Beavers are known as ecosystem engineers and these furry creatures with large incisors are known for building unique habitats. To build them, beavers will first build dams to ensure that the entrance into the lodge is underwater. Due to the dam-building habit, the presence of beavers is thought to mitigate the effects of flooding.
“Beavers have potential natural flood management benefits,” Dr Roger Auster of the University of Exeter said. The University of Exeter recently launched a public survey to seek people’s views on plans to reintroduce beavers to Wales. Dr Roger was the leader of the survey and he hopes the survey will help to gauge opinion in Wales.
In addition to this, beavers have the ability to modify and build their own habitat. They can create mixed areas including wetlands, ponds, deadwood, open grassland and scrub, which not only enrich the landscape and species diversity, but also benefit the other creatures that live there.
“Their presence would significantly slow river systems down, helping vegetation to establish and reduce some of the severe flash flooding observed recently as we enter a period of climatic change,” says Dr Rhys.

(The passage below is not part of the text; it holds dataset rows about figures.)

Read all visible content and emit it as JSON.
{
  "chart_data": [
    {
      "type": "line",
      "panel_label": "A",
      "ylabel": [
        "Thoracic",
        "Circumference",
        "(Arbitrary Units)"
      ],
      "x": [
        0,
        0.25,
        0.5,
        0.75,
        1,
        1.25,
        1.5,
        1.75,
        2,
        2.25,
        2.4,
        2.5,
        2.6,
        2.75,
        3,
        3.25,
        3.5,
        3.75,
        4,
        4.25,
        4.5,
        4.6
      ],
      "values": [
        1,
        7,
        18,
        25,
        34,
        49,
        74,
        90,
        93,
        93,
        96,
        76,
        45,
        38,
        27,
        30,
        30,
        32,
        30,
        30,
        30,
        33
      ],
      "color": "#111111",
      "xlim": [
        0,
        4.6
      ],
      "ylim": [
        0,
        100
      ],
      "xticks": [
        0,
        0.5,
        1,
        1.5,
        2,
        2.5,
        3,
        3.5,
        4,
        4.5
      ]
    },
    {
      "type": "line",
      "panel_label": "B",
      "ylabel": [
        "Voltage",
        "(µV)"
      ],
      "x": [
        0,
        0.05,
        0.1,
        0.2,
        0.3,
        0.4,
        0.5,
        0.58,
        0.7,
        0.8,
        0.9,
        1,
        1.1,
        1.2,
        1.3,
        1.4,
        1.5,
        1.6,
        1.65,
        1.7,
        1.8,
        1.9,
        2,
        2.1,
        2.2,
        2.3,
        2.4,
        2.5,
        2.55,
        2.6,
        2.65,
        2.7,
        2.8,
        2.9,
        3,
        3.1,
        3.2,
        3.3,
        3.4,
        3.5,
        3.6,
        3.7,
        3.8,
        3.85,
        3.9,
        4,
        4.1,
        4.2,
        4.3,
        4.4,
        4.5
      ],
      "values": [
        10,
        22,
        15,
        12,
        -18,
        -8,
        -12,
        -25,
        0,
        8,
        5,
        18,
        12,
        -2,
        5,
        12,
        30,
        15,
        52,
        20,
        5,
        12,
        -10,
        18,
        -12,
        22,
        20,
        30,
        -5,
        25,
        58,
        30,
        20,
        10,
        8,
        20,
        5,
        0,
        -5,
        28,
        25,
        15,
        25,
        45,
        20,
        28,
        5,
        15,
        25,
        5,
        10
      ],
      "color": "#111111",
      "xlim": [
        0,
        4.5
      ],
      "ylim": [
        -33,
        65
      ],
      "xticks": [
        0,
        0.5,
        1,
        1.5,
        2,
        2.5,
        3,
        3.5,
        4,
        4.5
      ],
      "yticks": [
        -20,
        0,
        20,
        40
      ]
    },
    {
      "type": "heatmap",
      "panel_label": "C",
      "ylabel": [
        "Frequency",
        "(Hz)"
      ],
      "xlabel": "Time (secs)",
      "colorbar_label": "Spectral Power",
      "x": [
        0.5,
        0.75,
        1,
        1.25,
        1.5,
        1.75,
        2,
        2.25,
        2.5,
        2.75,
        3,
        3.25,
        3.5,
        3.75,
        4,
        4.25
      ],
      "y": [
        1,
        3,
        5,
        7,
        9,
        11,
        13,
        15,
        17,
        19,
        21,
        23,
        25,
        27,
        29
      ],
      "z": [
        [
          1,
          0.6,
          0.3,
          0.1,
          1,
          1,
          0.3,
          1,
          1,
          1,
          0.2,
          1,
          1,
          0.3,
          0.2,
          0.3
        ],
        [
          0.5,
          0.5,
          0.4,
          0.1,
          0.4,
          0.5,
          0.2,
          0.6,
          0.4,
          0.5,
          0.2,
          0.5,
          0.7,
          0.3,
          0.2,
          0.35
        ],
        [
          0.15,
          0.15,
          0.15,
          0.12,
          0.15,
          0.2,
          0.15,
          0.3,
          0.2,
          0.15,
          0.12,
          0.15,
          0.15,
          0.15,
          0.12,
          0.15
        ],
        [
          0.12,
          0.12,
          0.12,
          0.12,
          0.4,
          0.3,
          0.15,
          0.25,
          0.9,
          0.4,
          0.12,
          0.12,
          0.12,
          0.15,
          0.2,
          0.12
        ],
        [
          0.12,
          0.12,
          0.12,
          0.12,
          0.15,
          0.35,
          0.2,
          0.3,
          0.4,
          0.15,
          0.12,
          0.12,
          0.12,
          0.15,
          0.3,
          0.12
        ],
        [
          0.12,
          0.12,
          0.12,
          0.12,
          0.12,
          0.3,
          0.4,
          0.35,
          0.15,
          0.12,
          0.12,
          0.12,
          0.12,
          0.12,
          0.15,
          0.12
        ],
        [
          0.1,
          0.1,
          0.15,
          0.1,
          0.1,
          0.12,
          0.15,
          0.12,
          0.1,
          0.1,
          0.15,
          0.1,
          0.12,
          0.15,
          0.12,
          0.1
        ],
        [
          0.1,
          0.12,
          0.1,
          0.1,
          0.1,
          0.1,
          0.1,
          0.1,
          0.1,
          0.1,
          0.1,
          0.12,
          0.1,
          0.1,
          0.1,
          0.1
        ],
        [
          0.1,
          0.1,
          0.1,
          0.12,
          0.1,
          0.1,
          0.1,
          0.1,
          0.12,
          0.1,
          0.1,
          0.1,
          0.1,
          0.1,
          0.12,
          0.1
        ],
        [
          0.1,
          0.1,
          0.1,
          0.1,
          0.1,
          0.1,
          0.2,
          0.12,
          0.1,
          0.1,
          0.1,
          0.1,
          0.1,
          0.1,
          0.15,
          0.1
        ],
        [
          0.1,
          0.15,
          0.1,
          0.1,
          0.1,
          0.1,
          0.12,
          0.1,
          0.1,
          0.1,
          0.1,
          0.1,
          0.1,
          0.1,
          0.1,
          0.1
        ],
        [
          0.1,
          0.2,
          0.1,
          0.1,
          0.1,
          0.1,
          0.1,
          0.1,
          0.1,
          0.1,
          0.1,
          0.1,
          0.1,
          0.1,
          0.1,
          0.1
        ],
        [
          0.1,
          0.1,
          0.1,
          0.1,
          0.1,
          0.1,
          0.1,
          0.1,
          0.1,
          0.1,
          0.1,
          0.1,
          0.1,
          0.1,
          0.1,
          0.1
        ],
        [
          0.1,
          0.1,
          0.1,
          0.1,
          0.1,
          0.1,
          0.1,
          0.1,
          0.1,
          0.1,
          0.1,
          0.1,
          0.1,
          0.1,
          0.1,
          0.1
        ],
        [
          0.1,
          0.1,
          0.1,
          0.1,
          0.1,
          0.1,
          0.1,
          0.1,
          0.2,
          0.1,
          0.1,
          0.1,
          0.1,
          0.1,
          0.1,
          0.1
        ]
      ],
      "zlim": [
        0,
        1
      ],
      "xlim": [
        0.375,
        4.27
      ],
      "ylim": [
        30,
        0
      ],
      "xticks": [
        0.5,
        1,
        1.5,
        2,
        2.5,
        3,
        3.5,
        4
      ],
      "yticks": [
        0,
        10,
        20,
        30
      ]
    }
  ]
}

A reintroduction of beavers to Wales would follow International Union for Conservation of Nature(IUCN) and Joint Nature Conservation Committee (JNCC) guidelines.At least 20 breeding pairs of beavers, possibly involving the use of artificial lodges, is recommended to help ensure success. All beavers released should undergo a thorough health examination to ensure that they are not carrying undesirable diseases.
“There is a lot of suitable habitat for beavers in Wales, but as part of a reintroduction project there will need to a management strategy in place to help minimise and avoid any negative impacts should they arise,” said Alicia, from Welsh Beaver project. “We are establishing a beaver management group to ensure we have management systems in place so that we can enjoy the many benefits of beavers, but with minimal negative impacts, and also show that we can live alongside beavers once again.”
In fact, this is not the first time beavers have been seen in the wild. Sightings of beavers have been recorded in some rural areas of Wales. But this is the first time that beavers are being considered for formal release into the wild in Wales.
They’re already there. They’re on the River Wye, for example.
Dr Rhys says he helped release the first beaver at a Wildlife Trust site in Mid Wales back in 2014. “The animals were contained within a large lake by means of fencing, and not permitted to roam free. The objective was to observe the beaver and satisfy any concerns anglers and farmers had regarding their release to the wild. Since 2014, many beavers have been released into the wild without major concern. They continue to be tracked and monitored,” he said.